Emotki, emoji, minki - kto ustala, jakie obrazki będziemy do siebie wysyłać?
Unicode Consortium. Czy to nie ci geniusze, którzy zastąpili ikonkę pistoletu, pistoletem na wodę, bo "propagowała przemoc", czy jakiś inny nonsens?
Moje używanie emotek ogranicza się do 5 albo 6 i są to jeszcze w formie tekstowej a nie te krinczowate obrazkowe
Zaznaczę że mam 24 lata więc do boomera mi daleko
Najlepsze emoty były w gadu-gadu w nakładce gg3d. Później stały się za bardzo infantylne.
Najlepsze są najprostsze emoji.
A najbardziej kontrowersyjna jest różnica między ALT+1 i ALT+2 w starym ASCI.
gadu gadu to byl szajs łacznie z tymi emotkami.
Najpierw to trzeba by umieć pisać, by coś komuś zarzucać.
Potwornie nie lubię stylu większości obecnych emotek, a jeszcze bardziej nie lubię, jak po wpisaniu gdzieś chociażby :) zmieniają mi to na emotkę i muszę rozdzielać ją spacją. Discord Bogu dzięki ma opcję wyłączenia tego nieszczęsnego "ułatwienia", tylko absurd jest taki, że akurat ich Emoji mi się podobają. Co prawda wciąż nie używam minek i większości innych, ale nie mogę przyznać że są brzydkie.
Mam nadzieję że nie istnieje komunikator lub jakikolwiek inny program, który by zamieniał xD w jakąś buzię smiechu.

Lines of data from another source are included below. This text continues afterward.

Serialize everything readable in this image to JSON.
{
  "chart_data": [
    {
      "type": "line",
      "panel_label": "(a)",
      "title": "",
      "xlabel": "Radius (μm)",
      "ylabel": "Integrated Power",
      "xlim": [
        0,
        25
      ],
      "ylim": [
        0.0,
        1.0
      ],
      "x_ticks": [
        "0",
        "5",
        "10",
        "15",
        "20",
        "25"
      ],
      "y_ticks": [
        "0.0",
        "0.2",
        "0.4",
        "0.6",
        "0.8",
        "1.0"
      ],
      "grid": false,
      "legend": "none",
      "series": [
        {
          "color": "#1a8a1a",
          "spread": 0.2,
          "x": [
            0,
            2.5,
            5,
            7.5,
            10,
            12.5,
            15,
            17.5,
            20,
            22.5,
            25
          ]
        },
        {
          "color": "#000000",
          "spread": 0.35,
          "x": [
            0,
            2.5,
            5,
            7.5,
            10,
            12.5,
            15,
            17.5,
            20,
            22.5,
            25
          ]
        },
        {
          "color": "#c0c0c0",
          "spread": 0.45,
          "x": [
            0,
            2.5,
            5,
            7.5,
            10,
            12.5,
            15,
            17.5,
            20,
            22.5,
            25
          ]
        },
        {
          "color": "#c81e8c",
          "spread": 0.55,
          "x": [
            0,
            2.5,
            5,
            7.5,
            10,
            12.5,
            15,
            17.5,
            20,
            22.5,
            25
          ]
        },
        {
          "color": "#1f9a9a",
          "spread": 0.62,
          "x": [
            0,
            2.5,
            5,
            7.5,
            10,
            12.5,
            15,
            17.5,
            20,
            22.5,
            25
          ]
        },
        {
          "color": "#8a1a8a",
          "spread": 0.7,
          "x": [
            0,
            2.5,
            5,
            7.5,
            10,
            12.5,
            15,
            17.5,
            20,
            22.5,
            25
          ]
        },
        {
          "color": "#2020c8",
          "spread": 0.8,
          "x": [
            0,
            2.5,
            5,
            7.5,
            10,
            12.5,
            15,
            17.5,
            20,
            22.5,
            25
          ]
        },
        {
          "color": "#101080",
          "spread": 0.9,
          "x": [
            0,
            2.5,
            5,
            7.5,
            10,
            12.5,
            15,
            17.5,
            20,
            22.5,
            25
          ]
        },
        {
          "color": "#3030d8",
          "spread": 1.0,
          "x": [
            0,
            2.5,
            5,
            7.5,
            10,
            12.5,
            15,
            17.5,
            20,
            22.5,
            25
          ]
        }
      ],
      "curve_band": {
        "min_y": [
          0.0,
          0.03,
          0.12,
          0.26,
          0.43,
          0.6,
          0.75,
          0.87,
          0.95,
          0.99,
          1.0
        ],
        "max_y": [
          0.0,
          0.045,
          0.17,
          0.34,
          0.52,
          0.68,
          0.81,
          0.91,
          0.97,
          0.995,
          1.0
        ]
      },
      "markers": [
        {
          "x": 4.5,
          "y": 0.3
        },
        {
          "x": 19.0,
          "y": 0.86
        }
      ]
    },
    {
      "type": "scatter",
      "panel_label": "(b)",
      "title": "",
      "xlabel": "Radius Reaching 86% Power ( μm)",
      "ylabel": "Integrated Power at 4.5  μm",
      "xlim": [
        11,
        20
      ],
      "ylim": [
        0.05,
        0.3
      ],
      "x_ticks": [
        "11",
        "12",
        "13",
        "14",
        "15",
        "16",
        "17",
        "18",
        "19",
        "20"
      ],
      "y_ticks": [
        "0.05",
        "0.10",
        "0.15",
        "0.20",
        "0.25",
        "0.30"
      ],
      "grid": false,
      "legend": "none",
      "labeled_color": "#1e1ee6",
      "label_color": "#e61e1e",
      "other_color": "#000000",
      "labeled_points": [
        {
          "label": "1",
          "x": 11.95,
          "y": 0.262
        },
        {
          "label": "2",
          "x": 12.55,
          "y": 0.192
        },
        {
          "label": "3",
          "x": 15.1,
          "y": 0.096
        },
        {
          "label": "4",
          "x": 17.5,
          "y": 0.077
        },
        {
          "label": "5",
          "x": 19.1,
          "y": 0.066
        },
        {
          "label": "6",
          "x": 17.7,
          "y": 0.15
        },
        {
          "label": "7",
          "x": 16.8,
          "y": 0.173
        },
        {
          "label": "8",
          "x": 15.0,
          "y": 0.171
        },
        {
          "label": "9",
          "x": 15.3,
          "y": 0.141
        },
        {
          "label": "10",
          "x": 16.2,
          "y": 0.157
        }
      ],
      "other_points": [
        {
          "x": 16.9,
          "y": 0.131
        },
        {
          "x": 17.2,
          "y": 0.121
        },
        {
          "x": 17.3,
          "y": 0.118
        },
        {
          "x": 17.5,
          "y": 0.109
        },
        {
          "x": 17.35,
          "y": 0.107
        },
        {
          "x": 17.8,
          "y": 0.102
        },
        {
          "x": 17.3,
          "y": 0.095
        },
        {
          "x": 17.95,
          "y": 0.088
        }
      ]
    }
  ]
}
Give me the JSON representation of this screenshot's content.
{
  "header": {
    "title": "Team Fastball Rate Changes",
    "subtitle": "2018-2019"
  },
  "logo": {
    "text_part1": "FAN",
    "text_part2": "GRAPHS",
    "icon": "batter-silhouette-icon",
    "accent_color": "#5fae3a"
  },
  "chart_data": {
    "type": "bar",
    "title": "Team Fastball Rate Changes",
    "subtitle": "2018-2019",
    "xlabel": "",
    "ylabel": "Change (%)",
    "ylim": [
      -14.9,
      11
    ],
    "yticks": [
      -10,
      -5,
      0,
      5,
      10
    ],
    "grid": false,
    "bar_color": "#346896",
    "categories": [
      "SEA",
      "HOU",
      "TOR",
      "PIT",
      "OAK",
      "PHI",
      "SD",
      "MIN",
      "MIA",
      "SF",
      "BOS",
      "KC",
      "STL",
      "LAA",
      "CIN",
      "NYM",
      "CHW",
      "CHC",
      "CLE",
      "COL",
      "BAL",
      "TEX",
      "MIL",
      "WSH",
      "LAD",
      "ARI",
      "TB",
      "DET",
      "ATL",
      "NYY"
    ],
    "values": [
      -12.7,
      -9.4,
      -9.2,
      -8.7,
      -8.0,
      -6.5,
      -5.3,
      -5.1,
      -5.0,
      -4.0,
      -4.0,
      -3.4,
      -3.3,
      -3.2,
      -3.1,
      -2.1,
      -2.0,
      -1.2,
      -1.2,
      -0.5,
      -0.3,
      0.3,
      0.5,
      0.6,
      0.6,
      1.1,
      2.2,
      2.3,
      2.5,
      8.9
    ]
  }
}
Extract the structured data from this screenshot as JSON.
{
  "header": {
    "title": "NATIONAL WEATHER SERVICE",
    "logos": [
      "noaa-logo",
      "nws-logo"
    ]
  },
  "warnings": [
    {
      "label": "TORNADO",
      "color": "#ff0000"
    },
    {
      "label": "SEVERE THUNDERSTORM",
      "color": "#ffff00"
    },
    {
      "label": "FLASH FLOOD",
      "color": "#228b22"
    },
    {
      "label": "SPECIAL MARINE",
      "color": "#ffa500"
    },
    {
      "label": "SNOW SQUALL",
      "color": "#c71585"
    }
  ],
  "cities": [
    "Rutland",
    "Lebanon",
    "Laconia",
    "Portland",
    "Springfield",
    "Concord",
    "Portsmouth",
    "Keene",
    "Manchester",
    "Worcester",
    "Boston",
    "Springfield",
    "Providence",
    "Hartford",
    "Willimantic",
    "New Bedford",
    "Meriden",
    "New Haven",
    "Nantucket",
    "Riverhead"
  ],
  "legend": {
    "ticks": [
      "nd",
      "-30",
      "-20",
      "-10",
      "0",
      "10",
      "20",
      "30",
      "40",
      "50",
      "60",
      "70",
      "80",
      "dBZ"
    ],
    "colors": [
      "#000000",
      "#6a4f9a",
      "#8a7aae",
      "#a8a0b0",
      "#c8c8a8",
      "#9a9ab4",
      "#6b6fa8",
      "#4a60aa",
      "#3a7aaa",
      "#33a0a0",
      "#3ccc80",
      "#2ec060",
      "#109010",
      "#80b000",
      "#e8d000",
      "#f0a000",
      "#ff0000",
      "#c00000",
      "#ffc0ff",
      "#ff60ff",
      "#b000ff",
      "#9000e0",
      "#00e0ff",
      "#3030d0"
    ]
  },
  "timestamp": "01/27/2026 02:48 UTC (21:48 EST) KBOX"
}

Pisz jak w krajach z cyrylicą* "))"
*Nie wiem, czy wszędzie, ale w rosyjskiej i ukraińskiej części Internetu się pojawia.
Co do reszty:
Jak uważam, że dobre emoji w dobrym miejscu nie jest złe (nawet potrafi przynajmniej w minimalnym stopniu imitować emocje kiedy to ważne), tak muszę się zgodzić, że większość nowych mi nie pasuje.
Wg. mojego gustu wszystkie najlepsze dawno spoczywają na cmentarzu (może za wyjątkiem Kaomoji, które nawet jakimś cudem przedostały się do menu emotek Windows 10), a najlepszym popularnym były "bloby" od Google - neutralne, pozbawione niepotrzebnych cech ludzkich, a skupione na emocjach.
Tak się zastanawiam nad tymi emotkami. Powstało ich już tyle, że pewnie sami twórcy tego nie ogarniają i powstają wciąż nowe. Na dobrą sprawę na codzien jeśli już się używa jakiś emotek to są to te podstawowe, niejednokrotnie składające się ze znaków tekstowych co tym bardziej zastanawia mnie po kiego grzyba tyle tych emotek. Nie muszę chyba mówić jak beznadziejnie i nieczytelnie wygląda tekst osoby która używa tego elementu w nadmiarze. To jest tragedia której nie da i nie chce się czytać. Cofanie się w rozwoju do pisma obrazkowego chyba następuje.
Co do ogółu zgadzam się, natomiast przynajmniej część z nich jest używana w miejscach, gdzie tekst się nie zmieści lub musi/powinna być bardziej widoczna (przyciski wirtualne, zakładki, ikonki, oznakowania przycisków fizycznych, etc.).
Dużo z nich ma odpowiednie licencje do zastosowań komercyjnych... natomiast rzeczywiście dużo emotek i zmian dla nich jest totalnie z czapy.
Nie zdziwiłbym się, gdyby wiele z nich było użytych w jakichś śmiesznych ilościach przez 5 osób, z czego 1 to autor, a 2 to pracownicy "emojipedii".
Osobiście wydaje mi się, że graficy chcą się utrzymać na stołkach, więc forsują te wszystkie zmiany, a część chce po prostu nadążyć za standardem.